South African e-commerce sellers that ship single gadgets on to the US (U.S.) stay beneath strain after the U.S. Supreme Courtroom did not ship a long-anticipated ruling on President Donald Trump’s international tariffs on Wednesday, January 14, 2026, providing no indication of when a call may come.
The unresolved case leaves in place a 30% tariff that has turned once-profitable cross-border gross sales into loss-making transactions for small exporters promoting items similar to style gadgets, skincare merchandise, handmade artwork and wine on to American shoppers. Each parcel now attracts duties and entry charges, eroding margins and threatening the viability of direct-to-consumer fashions.
The tariffs, enforced on August 1, 2025, have already reshaped the sector. Based on the SME Export Index, compiled by TUNL, a Cape City-based worldwide delivery platform, the gross month-to-month worth of the U.S.-bound shipments fell by 22.8% within the fourth quarter of 2025 in comparison with the second quarter, earlier than the tariffs absolutely took impact.
For a lot of impartial sellers, the impression has gone past shrinking margins. Exporters who spoke to TechCabal say they’ve spent months adjusting costs, delivery strategies and fulfilment methods, typically unsuccessfully, because the U.S. market grew to become more and more unstable. Many now face a selection between elevating costs and dropping clients, or absorbing tariffs and working at a loss.

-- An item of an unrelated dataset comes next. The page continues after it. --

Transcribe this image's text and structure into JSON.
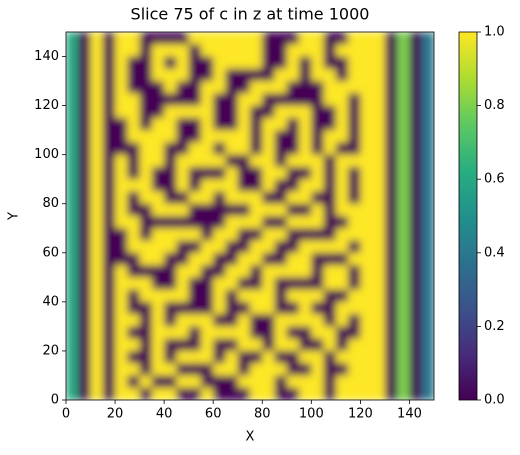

“About 80% of my shoppers are U.S.-based, and the remaining 20% isn’t sufficient to maintain the enterprise,” stated Job Guwhe, CEO of JNGcape African Arts. “I needed to enhance costs in a method that discouraged U.S. patrons, but when I didn’t, I might lose cash on each cargo.”

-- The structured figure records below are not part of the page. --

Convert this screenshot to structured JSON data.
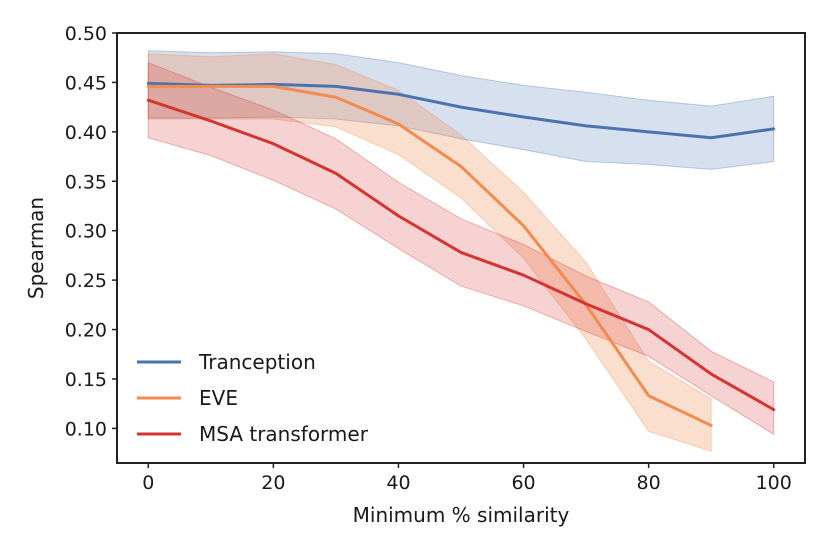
{
  "chart_data": {
    "type": "line",
    "title": "",
    "xlabel": "Minimum % similarity",
    "ylabel": "Spearman",
    "xlim": [
      -5,
      105
    ],
    "ylim": [
      0.065,
      0.5
    ],
    "xticks": [
      0,
      20,
      40,
      60,
      80,
      100
    ],
    "xtick_labels": [
      "0",
      "20",
      "40",
      "60",
      "80",
      "100"
    ],
    "yticks": [
      0.1,
      0.15,
      0.2,
      0.25,
      0.3,
      0.35,
      0.4,
      0.45,
      0.5
    ],
    "ytick_labels": [
      "0.10",
      "0.15",
      "0.20",
      "0.25",
      "0.30",
      "0.35",
      "0.40",
      "0.45",
      "0.50"
    ],
    "grid": false,
    "legend_position": "bottom-left",
    "series": [
      {
        "name": "Tranception",
        "color": "#4a72b0",
        "x": [
          0,
          10,
          20,
          30,
          40,
          50,
          60,
          70,
          80,
          90,
          100
        ],
        "values": [
          0.449,
          0.447,
          0.448,
          0.446,
          0.438,
          0.425,
          0.415,
          0.406,
          0.4,
          0.394,
          0.403
        ],
        "lower": [
          0.414,
          0.414,
          0.415,
          0.413,
          0.406,
          0.393,
          0.382,
          0.37,
          0.367,
          0.362,
          0.37
        ],
        "upper": [
          0.482,
          0.48,
          0.481,
          0.479,
          0.47,
          0.457,
          0.447,
          0.44,
          0.432,
          0.426,
          0.436
        ]
      },
      {
        "name": "EVE",
        "color": "#f28b50",
        "x": [
          0,
          10,
          20,
          30,
          40,
          50,
          60,
          70,
          80,
          90
        ],
        "values": [
          0.446,
          0.446,
          0.446,
          0.435,
          0.408,
          0.365,
          0.305,
          0.225,
          0.133,
          0.103
        ],
        "lower": [
          0.413,
          0.413,
          0.413,
          0.405,
          0.377,
          0.333,
          0.272,
          0.19,
          0.097,
          0.077
        ],
        "upper": [
          0.479,
          0.476,
          0.479,
          0.468,
          0.442,
          0.397,
          0.339,
          0.268,
          0.168,
          0.13
        ]
      },
      {
        "name": "MSA transformer",
        "color": "#d43530",
        "x": [
          0,
          10,
          20,
          30,
          40,
          50,
          60,
          70,
          80,
          90,
          100
        ],
        "values": [
          0.432,
          0.411,
          0.388,
          0.358,
          0.315,
          0.278,
          0.255,
          0.226,
          0.2,
          0.155,
          0.119
        ],
        "lower": [
          0.394,
          0.376,
          0.351,
          0.322,
          0.282,
          0.244,
          0.224,
          0.198,
          0.173,
          0.133,
          0.094
        ],
        "upper": [
          0.47,
          0.445,
          0.422,
          0.393,
          0.349,
          0.312,
          0.286,
          0.254,
          0.228,
          0.178,
          0.147
        ]
      }
    ]
  }
}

TUNL CEO Craig Lowman stated that even the Christmas interval did not ship its traditional carry. “In impact, this represents near a 50% swing in opposition to what SMEs would ordinarily count on presently of yr,” he added in an interview with TechCabal on Wednesday.
Against this, exports to non-U.S. locations rose 11.3% over the identical interval, underlining how U.S. commerce measures have disproportionately disrupted South Africa’s area of interest e-commerce exporters.
The Supreme Courtroom is but to point when it can rule on whether or not the tariffs, imposed beneath the Worldwide Emergency Financial Powers Act, are lawful, leaving small on-line exporters in limbo.
For South Africa’s small on-line exporters, the stakes are excessive.
A beneficial Supreme Courtroom ruling might restore entry to the U.S. market, stabilise money flows, and permit SMEs to scale once more.
Till then, companies are navigating an unsure setting, balancing survival in opposition to development, with each cargo to the U.S. carrying the load of unpredictable tariffs and the looming danger of insolvency.
The choice, when it comes, is not going to solely form commerce however might decide the way forward for a sector that has turn into a essential engine for South Africa’s area of interest ecommerce ecosystem.